O Brasil está vivendo uma revolução silenciosa nas ruas: o aumento expressivo no uso das bicicletas elétricas, conhecidas popularmente como e-bikes. O que começou como um nicho voltado a entusiastas da tecnologia e da mobilidade sustentável, agora se tornou uma alternativa real de transporte urbano.
Com a escalada dos preços dos combustíveis, o trânsito cada vez mais congestionado e a busca por estilos de vida saudáveis, as bikes elétricas conquistaram espaço no cotidiano de milhares de brasileiros.
Mas há um obstáculo evidente nessa pedalada rumo ao futuro: a infraestrutura do país ainda não acompanha esse crescimento. As ciclovias continuam insuficientes, as oficinas especializadas são poucas, e os incentivos públicos estão longe do ideal.
📈 O boom das bicicletas elétricas no Brasil
Nos últimos cinco anos, o mercado de bicicletas elétricas no Brasil registrou um crescimento impressionante.
De acordo com dados da Aliança Bike (Associação Brasileira do Setor de Bicicletas), a frota acumulada de e-bikes passou de cerca de 7,6 mil unidades em 2016 para mais de 284 mil em 2024.
O volume de produção e importação também disparou. Somente em 2024, foram produzidas ou importadas mais de 53 mil unidades com pedal assistido — um aumento de 7,2% em relação ao ano anterior.
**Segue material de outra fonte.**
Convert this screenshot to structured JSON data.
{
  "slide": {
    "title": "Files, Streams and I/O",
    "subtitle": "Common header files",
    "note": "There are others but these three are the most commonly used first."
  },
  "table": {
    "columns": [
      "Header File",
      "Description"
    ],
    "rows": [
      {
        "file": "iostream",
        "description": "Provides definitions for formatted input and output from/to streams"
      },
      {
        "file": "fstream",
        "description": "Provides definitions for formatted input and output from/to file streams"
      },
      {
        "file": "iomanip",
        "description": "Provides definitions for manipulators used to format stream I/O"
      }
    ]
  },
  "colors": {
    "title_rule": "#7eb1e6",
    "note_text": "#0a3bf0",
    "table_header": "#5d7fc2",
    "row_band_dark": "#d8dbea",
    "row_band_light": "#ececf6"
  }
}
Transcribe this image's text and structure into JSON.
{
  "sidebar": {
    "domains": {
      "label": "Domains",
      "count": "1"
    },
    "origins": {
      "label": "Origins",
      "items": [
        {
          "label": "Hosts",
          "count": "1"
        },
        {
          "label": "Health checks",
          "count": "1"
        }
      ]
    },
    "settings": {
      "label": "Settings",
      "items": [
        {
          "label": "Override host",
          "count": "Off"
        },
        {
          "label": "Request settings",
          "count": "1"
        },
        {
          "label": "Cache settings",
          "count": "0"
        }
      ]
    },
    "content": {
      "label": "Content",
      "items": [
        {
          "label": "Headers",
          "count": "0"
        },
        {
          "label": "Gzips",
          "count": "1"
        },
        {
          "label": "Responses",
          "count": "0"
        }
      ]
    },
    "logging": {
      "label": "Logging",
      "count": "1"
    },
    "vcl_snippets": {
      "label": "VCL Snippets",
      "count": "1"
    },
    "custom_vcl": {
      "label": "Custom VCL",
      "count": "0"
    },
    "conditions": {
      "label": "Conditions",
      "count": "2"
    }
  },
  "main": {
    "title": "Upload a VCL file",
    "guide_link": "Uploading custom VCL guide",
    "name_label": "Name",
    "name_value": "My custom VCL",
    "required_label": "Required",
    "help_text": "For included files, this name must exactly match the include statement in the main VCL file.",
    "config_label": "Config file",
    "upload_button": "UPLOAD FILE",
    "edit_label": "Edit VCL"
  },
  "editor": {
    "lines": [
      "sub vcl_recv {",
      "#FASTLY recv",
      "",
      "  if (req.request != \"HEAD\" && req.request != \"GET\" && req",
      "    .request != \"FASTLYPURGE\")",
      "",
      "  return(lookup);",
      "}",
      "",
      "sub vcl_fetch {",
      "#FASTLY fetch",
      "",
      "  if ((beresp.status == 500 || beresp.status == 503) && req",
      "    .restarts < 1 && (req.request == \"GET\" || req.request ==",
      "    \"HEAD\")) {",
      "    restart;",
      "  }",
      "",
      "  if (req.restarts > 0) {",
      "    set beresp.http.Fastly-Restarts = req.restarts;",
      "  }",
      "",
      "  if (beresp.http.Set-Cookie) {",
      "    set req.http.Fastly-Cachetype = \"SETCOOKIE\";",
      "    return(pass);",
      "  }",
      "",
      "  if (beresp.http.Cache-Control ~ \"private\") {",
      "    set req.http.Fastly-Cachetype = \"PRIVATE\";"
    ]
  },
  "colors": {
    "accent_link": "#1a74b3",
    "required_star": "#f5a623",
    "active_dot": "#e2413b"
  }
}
O mercado movimenta hoje cerca de R$ 500 milhões por ano, segundo levantamento da associação.
A pandemia de Covid-19 acelerou essa tendência. O isolamento social fez muitos brasileiros repensarem a forma de se locomover. As e-bikes surgiram como uma opção de transporte individual, limpa e eficiente.
Empresas de entrega, como iFood, Rappi e Amazon, também contribuíram para esse crescimento. O uso de bicicletas elétricas em entregas urbanas se tornou comum em grandes cidades, reduzindo custos com combustível e tempo de deslocamento.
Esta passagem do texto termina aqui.